How do spambots get past "human-proving" tests?

The trick is to just use something no-one else is using. As long as it’s sufficently different and you’re not a big enough site to make you a target on your own then the spammers will go elsewhere where it’s easier.

It can be something simple as long as it’s different from what everyone else does.

The basic problem is that everything a human can do you can train/write a program to do – what you need to do is make each problem different so the rewards for solving any one aren’t worth the effort required.

Inspired by something I read elsewhere, can’t remember where and can’t find it tho’. Sorry.

SD

When I first heard about photo-based CAPTCHAs, this was the biggest problem. Some guys at CMU were trying to build a little webgame to help better classify pictures. Basically, they’d show the same picture found on Google to several people and you got points based on how quickly you agreed on the subject of the photo.

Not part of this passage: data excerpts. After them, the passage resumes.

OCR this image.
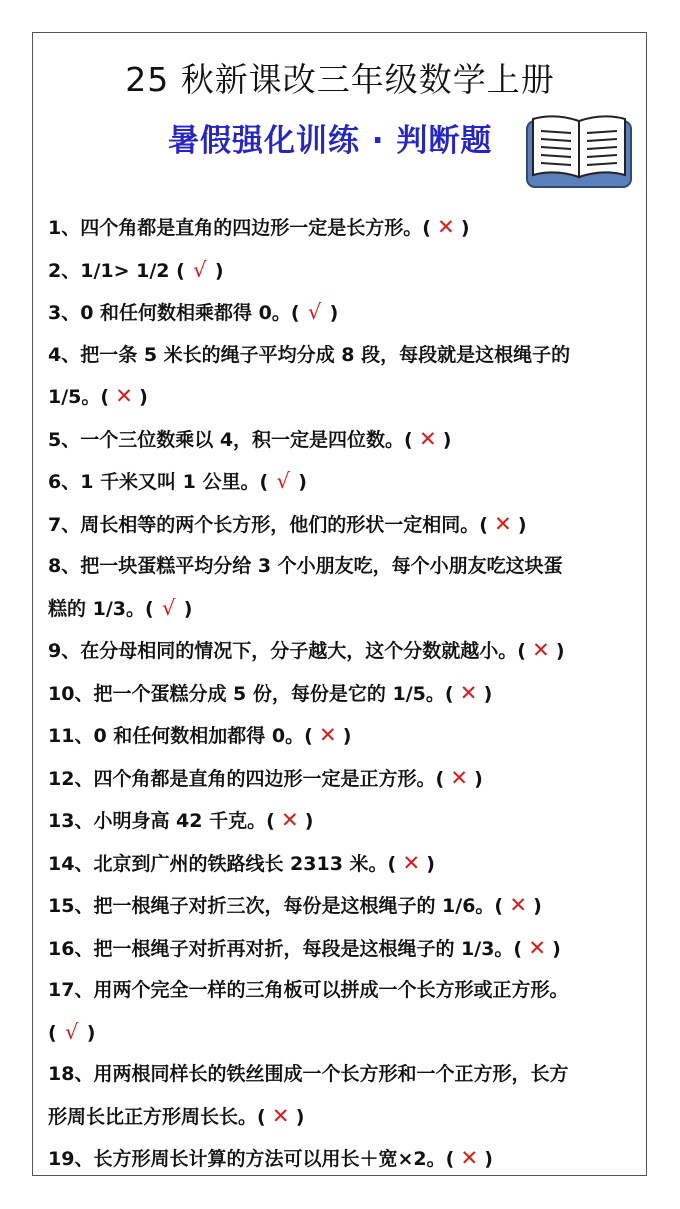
25 秋新课改三年级数学上册
暑假强化训练 · 判断题
1、四个角都是直角的四边形一定是长方形。( ✕ )
2、1/1> 1/2 ( √ )
3、0 和任何数相乘都得 0。( √ )
4、把一条 5 米长的绳子平均分成 8 段，每段就是这根绳子的
1/5。( ✕ )
5、一个三位数乘以 4，积一定是四位数。( ✕ )
6、1 千米又叫 1 公里。( √ )
7、周长相等的两个长方形，他们的形状一定相同。( ✕ )
8、把一块蛋糕平均分给 3 个小朋友吃，每个小朋友吃这块蛋
糕的 1/3。( √ )
9、在分母相同的情况下，分子越大，这个分数就越小。( ✕ )
10、把一个蛋糕分成 5 份，每份是它的 1/5。( ✕ )
11、0 和任何数相加都得 0。( ✕ )
12、四个角都是直角的四边形一定是正方形。( ✕ )
13、小明身高 42 千克。( ✕ )
14、北京到广州的铁路线长 2313 米。( ✕ )
15、把一根绳子对折三次，每份是这根绳子的 1/6。( ✕ )
16、把一根绳子对折再对折，每段是这根绳子的 1/3。( ✕ )
17、用两个完全一样的三角板可以拼成一个长方形或正方形。
( √ )
18、用两根同样长的铁丝围成一个长方形和一个正方形，长方
形周长比正方形周长长。( ✕ )
19、长方形周长计算的方法可以用长＋宽×2。( ✕ )
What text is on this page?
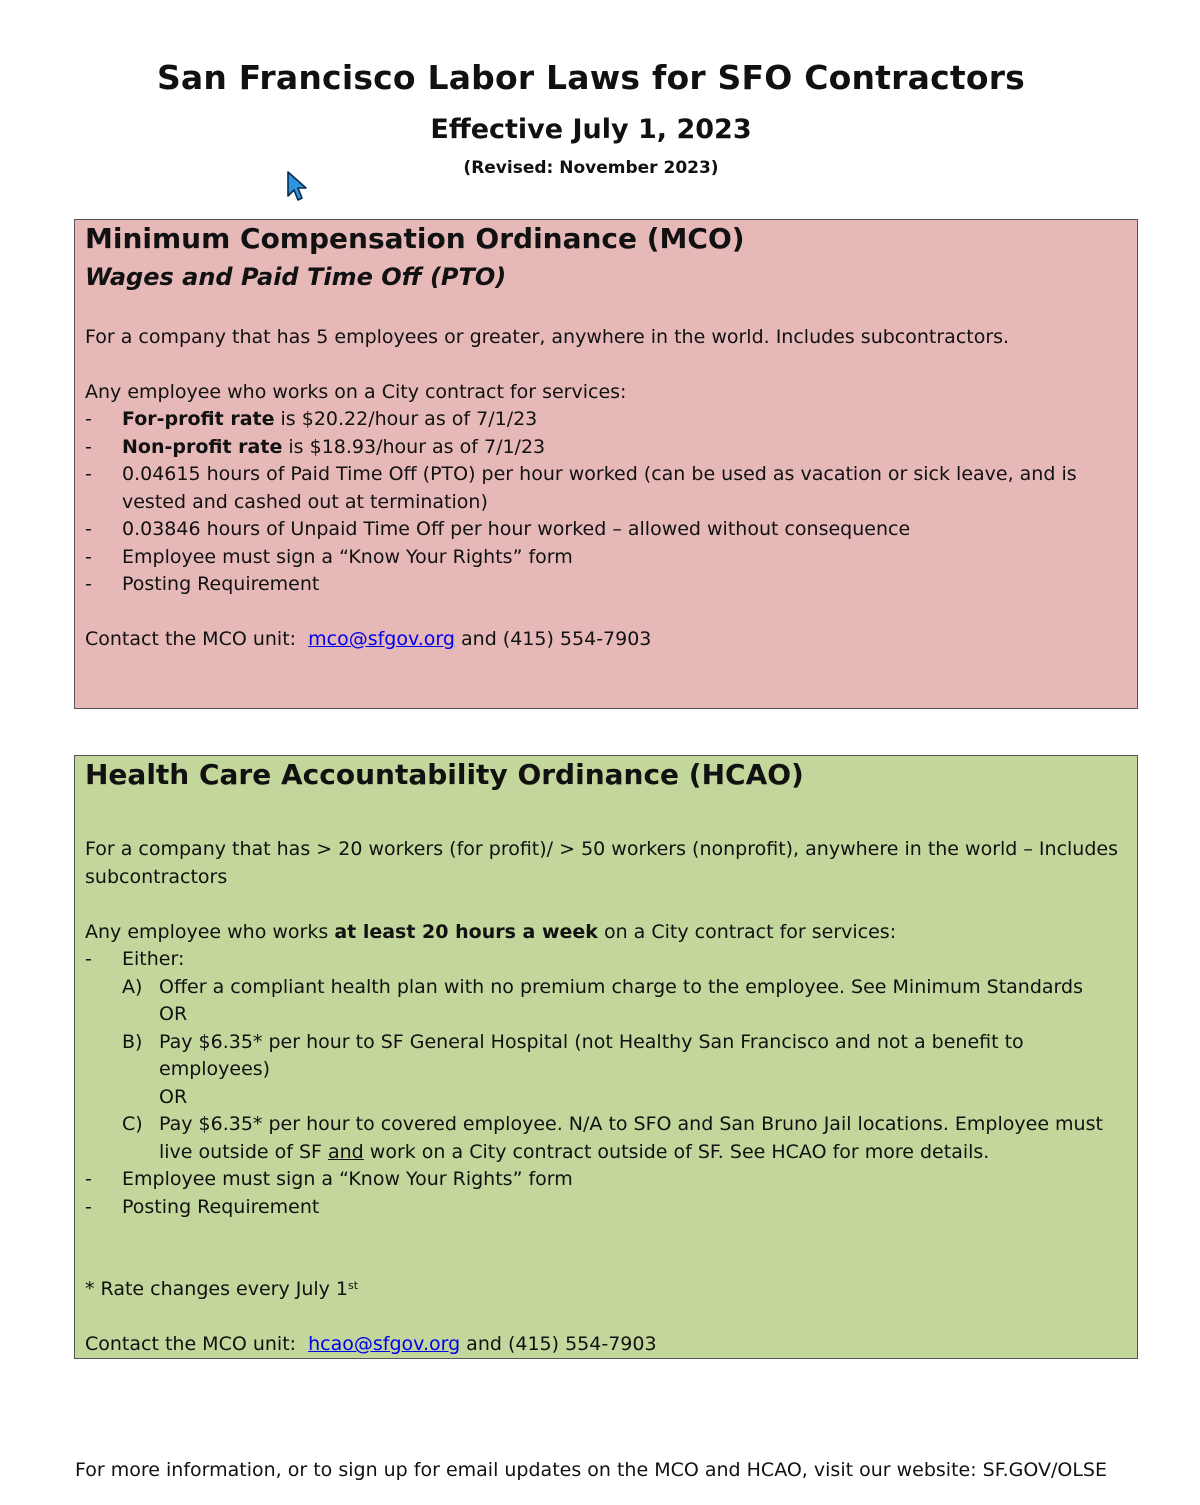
San Francisco Labor Laws for SFO Contractors
Effective July 1, 2023
(Revised: November 2023)
Minimum Compensation Ordinance (MCO)
Wages and Paid Time Off (PTO)

For a company that has 5 employees or greater, anywhere in the world. Includes subcontractors.

Any employee who works on a City contract for services:

-	For-profit rate is $20.22/hour as of 7/1/23
-	Non-profit rate is $18.93/hour as of 7/1/23
-	0.04615 hours of Paid Time Off (PTO) per hour worked (can be used as vacation or sick leave, and is vested and cashed out at termination)
-	0.03846 hours of Unpaid Time Off per hour worked – allowed without consequence
-	Employee must sign a “Know Your Rights” form
-	Posting Requirement

Contact the MCO unit:  mco@sfgov.org and (415) 554-7903

Health Care Accountability Ordinance (HCAO)

For a company that has > 20 workers (for profit)/ > 50 workers (nonprofit), anywhere in the world – Includes subcontractors

Any employee who works at least 20 hours a week on a City contract for services:

-	Either:
A) Offer a compliant health plan with no premium charge to the employee. See Minimum Standards
OR
B) Pay $6.35* per hour to SF General Hospital (not Healthy San Francisco and not a benefit to employees)
OR
C) Pay $6.35* per hour to covered employee. N/A to SFO and San Bruno Jail locations. Employee must live outside of SF and work on a City contract outside of SF. See HCAO for more details.
-	Employee must sign a “Know Your Rights” form
-	Posting Requirement

* Rate changes every July 1st

Contact the MCO unit:  hcao@sfgov.org and (415) 554-7903

For more information, or to sign up for email updates on the MCO and HCAO, visit our website: SF.GOV/OLSE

That was a few years ago. Now there’s a better way. The photos have already been laboriously tagged and organized. Here’s the result of a Flickr search for “motorcycle”. Not all of the pictures are readily identifiable as motorcycles, but the tagging is really quite good. And the keyword search can be done dynamically by the testing computer, mixing any number of keywords. Very very hard for a bot to beat.

Of the other problems you mentioned, I think that the language issue is the most important, but it may be necessary to keep the spammers out.

Actually, that’d be easy for a bot to beat. The bot just picks out the key word, “motorcycle”, in this case, and does a Flickr search of its own, to see which images come up. Then it sees which of those images that comes up are amongst the ones to be tested.